R - Detesto amar tanto essa cidade, porque isso me
prende nela. Não preciso dar
conta de ver tudo o que ela oferece, apenas
sentir que pulsa e cria horizontes
artísticos a todo momento. São Paulo tem
horizonte indoor, fica dentro,
precisa
garimpar, gosto desse gesto de quem vai ao brechó
encontrar a peça única e
cheia de uso. São Paulo tem isso. Escrevo a
partir desse brechó, As Miniaturas
acontece em São Paulo, Os Malaquias foi escrito a
partir de São Paulo, do
olhar de apartamento que acaba por concentrar e não
dissipar.
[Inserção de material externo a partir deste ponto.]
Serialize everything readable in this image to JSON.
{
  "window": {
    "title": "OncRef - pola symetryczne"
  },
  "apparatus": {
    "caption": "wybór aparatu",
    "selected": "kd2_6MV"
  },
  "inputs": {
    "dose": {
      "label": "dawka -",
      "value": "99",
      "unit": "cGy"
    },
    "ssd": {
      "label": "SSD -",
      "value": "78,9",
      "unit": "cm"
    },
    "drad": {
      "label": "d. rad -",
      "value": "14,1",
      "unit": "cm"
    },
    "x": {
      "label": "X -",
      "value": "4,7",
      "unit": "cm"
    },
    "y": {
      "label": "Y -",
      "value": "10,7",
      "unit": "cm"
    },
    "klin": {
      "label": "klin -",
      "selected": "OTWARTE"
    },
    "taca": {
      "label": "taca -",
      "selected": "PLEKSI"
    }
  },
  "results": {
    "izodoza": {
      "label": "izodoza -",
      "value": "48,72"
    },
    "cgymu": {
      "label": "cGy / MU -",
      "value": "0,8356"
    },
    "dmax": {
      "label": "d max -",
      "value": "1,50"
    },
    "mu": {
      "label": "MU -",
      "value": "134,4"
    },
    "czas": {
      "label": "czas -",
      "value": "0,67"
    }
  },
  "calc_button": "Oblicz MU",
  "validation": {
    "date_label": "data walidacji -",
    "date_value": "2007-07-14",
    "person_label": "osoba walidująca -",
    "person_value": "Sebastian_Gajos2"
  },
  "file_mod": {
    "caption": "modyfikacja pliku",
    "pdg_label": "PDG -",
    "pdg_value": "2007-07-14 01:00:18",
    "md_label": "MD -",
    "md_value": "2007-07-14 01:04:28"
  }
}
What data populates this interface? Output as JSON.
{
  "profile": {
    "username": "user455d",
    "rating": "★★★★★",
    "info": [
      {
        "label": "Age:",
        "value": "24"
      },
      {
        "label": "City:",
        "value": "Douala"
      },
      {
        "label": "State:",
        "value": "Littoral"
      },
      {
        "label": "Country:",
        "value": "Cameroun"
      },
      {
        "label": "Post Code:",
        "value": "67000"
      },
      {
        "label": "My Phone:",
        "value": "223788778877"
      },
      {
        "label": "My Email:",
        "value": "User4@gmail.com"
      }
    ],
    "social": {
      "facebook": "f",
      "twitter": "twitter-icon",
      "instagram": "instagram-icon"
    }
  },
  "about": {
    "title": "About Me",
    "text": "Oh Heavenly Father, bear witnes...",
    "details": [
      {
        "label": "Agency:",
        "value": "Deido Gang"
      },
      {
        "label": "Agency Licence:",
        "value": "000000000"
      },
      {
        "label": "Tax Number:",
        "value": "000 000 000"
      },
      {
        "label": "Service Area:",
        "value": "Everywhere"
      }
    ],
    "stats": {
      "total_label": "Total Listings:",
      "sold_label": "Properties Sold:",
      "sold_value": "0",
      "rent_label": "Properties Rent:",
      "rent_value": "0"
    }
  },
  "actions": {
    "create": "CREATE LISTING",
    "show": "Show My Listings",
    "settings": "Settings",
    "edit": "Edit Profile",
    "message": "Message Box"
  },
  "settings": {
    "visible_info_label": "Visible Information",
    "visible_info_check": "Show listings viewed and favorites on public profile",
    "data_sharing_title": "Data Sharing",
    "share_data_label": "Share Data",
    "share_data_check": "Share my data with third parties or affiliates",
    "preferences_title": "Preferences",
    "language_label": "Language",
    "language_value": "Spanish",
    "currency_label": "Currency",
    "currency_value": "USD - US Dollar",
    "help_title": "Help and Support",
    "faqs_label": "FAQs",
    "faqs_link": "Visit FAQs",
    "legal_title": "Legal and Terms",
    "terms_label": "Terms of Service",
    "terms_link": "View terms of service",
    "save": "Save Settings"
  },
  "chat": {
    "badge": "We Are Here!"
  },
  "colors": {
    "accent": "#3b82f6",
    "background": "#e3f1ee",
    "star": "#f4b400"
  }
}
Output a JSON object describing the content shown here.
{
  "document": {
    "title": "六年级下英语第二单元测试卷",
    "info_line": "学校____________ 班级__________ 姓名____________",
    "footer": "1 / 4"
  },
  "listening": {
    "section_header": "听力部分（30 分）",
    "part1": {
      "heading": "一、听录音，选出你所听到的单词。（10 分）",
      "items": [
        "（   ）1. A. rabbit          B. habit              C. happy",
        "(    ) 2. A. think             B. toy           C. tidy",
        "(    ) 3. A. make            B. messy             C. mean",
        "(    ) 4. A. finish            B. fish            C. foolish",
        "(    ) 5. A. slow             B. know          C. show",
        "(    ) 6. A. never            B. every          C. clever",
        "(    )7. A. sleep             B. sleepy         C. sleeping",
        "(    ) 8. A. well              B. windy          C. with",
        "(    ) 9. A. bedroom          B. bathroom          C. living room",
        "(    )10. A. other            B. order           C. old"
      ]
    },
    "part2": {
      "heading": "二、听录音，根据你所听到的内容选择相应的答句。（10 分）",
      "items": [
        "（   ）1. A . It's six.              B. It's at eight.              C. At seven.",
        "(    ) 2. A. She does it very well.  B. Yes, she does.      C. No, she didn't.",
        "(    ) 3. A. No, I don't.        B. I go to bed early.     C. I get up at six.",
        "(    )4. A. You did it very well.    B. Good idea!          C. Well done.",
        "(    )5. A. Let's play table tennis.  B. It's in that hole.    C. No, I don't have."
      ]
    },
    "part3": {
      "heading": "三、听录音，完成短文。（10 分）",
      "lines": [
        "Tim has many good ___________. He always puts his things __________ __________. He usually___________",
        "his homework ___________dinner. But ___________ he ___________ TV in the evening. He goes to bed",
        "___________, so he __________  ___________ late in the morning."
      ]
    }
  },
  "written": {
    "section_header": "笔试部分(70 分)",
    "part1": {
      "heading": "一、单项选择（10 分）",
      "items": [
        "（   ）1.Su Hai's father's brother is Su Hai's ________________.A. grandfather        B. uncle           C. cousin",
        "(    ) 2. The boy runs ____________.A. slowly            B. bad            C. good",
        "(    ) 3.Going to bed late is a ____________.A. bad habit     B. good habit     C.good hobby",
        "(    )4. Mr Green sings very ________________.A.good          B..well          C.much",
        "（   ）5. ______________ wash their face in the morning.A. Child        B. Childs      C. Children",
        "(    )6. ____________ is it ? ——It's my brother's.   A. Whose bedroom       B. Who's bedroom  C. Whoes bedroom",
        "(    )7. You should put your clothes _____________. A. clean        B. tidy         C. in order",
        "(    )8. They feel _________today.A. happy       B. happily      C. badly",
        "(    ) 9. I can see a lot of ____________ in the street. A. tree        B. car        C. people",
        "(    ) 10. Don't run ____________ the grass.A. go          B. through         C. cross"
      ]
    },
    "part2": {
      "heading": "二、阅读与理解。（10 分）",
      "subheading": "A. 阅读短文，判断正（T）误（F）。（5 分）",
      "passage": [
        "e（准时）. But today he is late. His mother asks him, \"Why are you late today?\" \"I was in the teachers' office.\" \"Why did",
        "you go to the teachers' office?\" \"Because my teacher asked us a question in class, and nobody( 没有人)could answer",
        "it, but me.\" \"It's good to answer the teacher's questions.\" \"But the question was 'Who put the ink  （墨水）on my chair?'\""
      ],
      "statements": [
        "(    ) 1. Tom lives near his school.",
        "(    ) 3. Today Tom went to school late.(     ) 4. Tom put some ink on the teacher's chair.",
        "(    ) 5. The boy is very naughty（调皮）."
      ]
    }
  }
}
Colhemos
personagens em toda parte, sempre os melhores são
os menos chamativos,
aquele discreto e diluído na multidão.
4 - Tu está
escrevendo um novo romance. Poderia nos falar um pouco
sobre ele?
R- Tenho dois originais, um está pronto, outro em
processo. Vou começar o
terceiro que, por enquanto, só tem título. É a
primeira vez que começo um livro
pelo título. A quarentena também me fez escrever
poemas. Digo a quarentena
porque só mesmo sentindo-me presa e não observada
é que me dei essa
ousadia.
5 - Por
último, e aproveitando a tua experiência como ministrante de
oficinas de
criação literária concorridíssimas, qual o primeiro conselho
que tu dá às tuas
alunas e alunos? E qual o último? E, para terminar de
verdade, você
poderia indicar um livro que tenha te marcado, dizendo
para nós por que
te marcou?
Dou oficinas há dez anos, mas foi nos últimos
três que me apaixonei por elas.
Meu lugar diante da escrita alheia é apenas
facilitar seu fluxo, conforme vou
desaparecendo, os textos se erguem. Analiso-os em
comparação com os próprios
textos do aluno, seu andamento em relação aos
estímulos mais diversos. São
chaves de ignição, ligam os motores. Meu primeiro
conselho é lembrar a
fragilidade e o fracasso que fazem parte da
escrita, texto é um processo que
falha e também alumbra, é poroso e vivo. Não há
último conselho porque essa
conversa nunca acaba, a escrita é espantosa.
Neste momento estou num
corpo-a-corpo com ''O conceito de angústia'' do
Kierkegaard, largo e volto num
amor e ódio com suas saídas literárias para lidar
com esse conceito que, para
ele, é a ''vertigem da liberdade''.
Andréa del Fuego é escritora, formada em Filosofia pela USP. Autora de oito livros entre contos, infantis e o romance Os Malaquias (vencedor do Prêmio José Saramago) publicado em Israel, Alemanha, Itália, França, Romênia, Suécia, Kuwait, Portugal e Argentina. Ministra oficinas de escrita criativa e atualmente pesquisa a obra de Raduan Nassar na Filosofia (USP).